CTA calls on private companies to submit tech solutions to improve system
CHICAGO (CBS) -- The Chicago Transit Authority is trying something new to improve bus and train service for riders.
The transit agency on Tuesday launched what it calls the CTA Innovation Studio – calling for private-sector companies to submit ideas that could solve some of the CTA's problems.
"The Innovation Studio provides a means of accelerating our efforts to address a variety of challenges affecting our day-to-day operations, ranging from our number one priority of safety to the customer experience and operational efficiencies," CTA President Dorval Carter Jr. said in a news release. "And the first operational efficiency we are realizing with the launch of this program is the reduction of time it will take for us to begin real-world testing of cutting-edge technologies, which otherwise would take us months or years to bring to a reality."

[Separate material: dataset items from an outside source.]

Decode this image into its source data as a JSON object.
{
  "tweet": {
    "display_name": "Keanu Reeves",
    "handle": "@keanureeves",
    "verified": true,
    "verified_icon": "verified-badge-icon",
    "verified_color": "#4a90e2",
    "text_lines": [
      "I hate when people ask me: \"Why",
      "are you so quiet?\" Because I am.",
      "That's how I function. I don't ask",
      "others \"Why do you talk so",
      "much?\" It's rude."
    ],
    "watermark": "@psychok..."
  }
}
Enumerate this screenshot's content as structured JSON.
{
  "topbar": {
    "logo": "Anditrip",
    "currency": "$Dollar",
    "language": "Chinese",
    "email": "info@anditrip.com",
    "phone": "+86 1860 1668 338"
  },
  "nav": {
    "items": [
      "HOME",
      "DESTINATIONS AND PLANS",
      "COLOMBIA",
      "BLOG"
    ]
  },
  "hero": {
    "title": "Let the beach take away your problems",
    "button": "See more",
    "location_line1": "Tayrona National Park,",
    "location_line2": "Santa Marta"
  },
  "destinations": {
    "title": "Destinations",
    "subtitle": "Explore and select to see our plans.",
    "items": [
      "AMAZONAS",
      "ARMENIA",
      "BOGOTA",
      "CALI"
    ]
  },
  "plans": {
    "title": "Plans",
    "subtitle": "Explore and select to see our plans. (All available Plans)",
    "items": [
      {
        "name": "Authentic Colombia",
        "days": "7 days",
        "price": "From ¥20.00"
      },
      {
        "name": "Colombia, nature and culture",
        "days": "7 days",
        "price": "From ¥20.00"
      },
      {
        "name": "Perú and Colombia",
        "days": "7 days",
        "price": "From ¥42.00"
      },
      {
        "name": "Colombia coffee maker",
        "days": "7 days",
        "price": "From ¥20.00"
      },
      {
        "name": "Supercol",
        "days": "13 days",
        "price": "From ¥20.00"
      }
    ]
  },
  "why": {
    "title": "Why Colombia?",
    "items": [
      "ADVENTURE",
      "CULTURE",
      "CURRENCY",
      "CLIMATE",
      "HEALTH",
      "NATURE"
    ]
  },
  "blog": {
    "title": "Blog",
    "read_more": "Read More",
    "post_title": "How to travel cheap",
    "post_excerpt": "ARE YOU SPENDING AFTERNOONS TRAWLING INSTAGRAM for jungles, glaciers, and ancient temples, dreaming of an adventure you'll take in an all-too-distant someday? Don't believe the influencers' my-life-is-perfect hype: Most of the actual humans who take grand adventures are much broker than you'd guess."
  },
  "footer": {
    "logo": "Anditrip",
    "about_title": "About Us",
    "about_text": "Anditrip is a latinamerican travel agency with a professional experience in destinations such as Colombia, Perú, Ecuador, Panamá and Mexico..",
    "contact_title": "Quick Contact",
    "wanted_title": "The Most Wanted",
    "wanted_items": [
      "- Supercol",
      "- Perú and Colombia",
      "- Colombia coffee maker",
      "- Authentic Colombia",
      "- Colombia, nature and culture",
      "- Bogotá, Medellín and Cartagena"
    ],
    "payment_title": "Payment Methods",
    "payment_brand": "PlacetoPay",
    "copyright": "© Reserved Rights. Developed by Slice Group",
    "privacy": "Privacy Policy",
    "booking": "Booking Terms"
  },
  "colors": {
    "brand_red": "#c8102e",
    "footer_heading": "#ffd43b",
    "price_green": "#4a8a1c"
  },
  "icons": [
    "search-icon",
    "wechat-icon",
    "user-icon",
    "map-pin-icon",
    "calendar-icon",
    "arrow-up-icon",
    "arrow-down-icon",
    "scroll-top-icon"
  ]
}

The CTA is asking developers to focus on three specific challenges.
- Improving rail safety with technology that automatically detects objects or people on the tracks so as to avoid collisions, and either reduce or eliminate service delays. Infamously, back in November, a Yellow Line train coming from Skokie collided with a snow plow on the tracks near the Howard terminal – sending 19 people to the hospital and shutting down the line for seven weeks. The CTA did not mention this or any other specific incidents in the release.
- Automating the process of managing conditions and more than 10,000 bus stops – rather than having people do it manually
- Expanding real-time arrival and service alert information at both sheltered and unsheltered bus stops throughout the CTA system.
A CTA panel will review any proposals in hopes of testing out new ideas by the end of this year.